I stared at the man, suddenly, shockingly, realizing who he was.
He hunched over a cheap plastic display case of cheap plastic sponsored children’s toys (not suitable for munchkins under 3) smiling. He smiled down at me, his wide hips emblazoned with the logo and tilted off to one side gauntly. Green signs displaying new salads (in a meager attempt fluttered over his shock of a red afro in the artificial breeze of the air conditioners. His shoes were the same, but now they had been spray painted bright red and garnished with bright yellow laces to match his striped socks. The shoes were no longer a coal-stained brown, no longer had holes big enough to drive a train through, but were still the same shoes. His nose had a spot of red on it, carefully placed to make it seem larger, wider, flatter. His eyes, (though tear stained; his mascara running down his face) sparkled. And his lips.

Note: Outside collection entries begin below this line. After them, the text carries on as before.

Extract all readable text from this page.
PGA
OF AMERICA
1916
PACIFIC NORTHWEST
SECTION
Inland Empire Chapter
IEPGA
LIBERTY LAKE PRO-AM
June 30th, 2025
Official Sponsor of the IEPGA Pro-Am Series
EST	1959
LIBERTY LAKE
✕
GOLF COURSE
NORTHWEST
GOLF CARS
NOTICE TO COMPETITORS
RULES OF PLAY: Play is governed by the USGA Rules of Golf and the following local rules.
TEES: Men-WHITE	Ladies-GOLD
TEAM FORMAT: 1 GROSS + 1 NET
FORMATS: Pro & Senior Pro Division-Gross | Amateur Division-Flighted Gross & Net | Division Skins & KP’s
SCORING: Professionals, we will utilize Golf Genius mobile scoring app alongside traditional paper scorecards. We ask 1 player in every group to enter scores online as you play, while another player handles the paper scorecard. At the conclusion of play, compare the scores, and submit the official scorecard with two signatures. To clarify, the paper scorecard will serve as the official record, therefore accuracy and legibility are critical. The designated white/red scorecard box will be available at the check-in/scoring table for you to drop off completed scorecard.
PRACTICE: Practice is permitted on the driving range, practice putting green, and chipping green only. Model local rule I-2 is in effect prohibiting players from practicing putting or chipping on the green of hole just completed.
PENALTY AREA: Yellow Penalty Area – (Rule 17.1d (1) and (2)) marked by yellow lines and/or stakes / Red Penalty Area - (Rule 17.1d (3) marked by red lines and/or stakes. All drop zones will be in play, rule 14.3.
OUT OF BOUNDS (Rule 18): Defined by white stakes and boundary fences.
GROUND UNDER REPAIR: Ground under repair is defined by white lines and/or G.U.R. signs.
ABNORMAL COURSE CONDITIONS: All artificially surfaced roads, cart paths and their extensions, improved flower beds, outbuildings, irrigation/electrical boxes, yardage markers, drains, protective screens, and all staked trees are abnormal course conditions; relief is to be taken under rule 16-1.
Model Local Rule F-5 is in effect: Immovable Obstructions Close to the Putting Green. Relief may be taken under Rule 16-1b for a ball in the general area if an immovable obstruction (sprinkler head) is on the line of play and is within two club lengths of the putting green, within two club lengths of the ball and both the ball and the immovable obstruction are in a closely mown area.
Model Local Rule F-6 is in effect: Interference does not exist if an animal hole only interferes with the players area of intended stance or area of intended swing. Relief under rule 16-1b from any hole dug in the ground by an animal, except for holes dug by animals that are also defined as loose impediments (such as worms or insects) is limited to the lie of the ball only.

His lips were huge. Shockingly red, they took up over half his face with a monstrous grin.

I stared at the man, suddenly, shockingly, realizing WHO HE WAS.
I got up.
Of course, now they had painted his face white, an ironic mockery making everything ok.
The elderly silvered man with the Windex spray bottle squirted my table as I headed toward the door, and he gave it a swipe with his disposable towel. I threw my tray in the trash, along with all the rest of the evidence of McHotcakes, McHashbrowns, McEggs, McSausage and the Homogenized, Ultra-Pasteurized, Vitamin A&D added McMilk.
And with it’s “Thank You” flap swinging mockingly, the trash can caused me to shiver with what it wore as a crown. The future was before my very eyes, sitting regally next to the mud-brown used trays. A single cup half-empty of watered down Coke. The African American ad woman stood plastered on the side with her African American daughter smiling. And around them, in every language and alphabet one could read the prophetic words: “I’m Lovin’ it!”.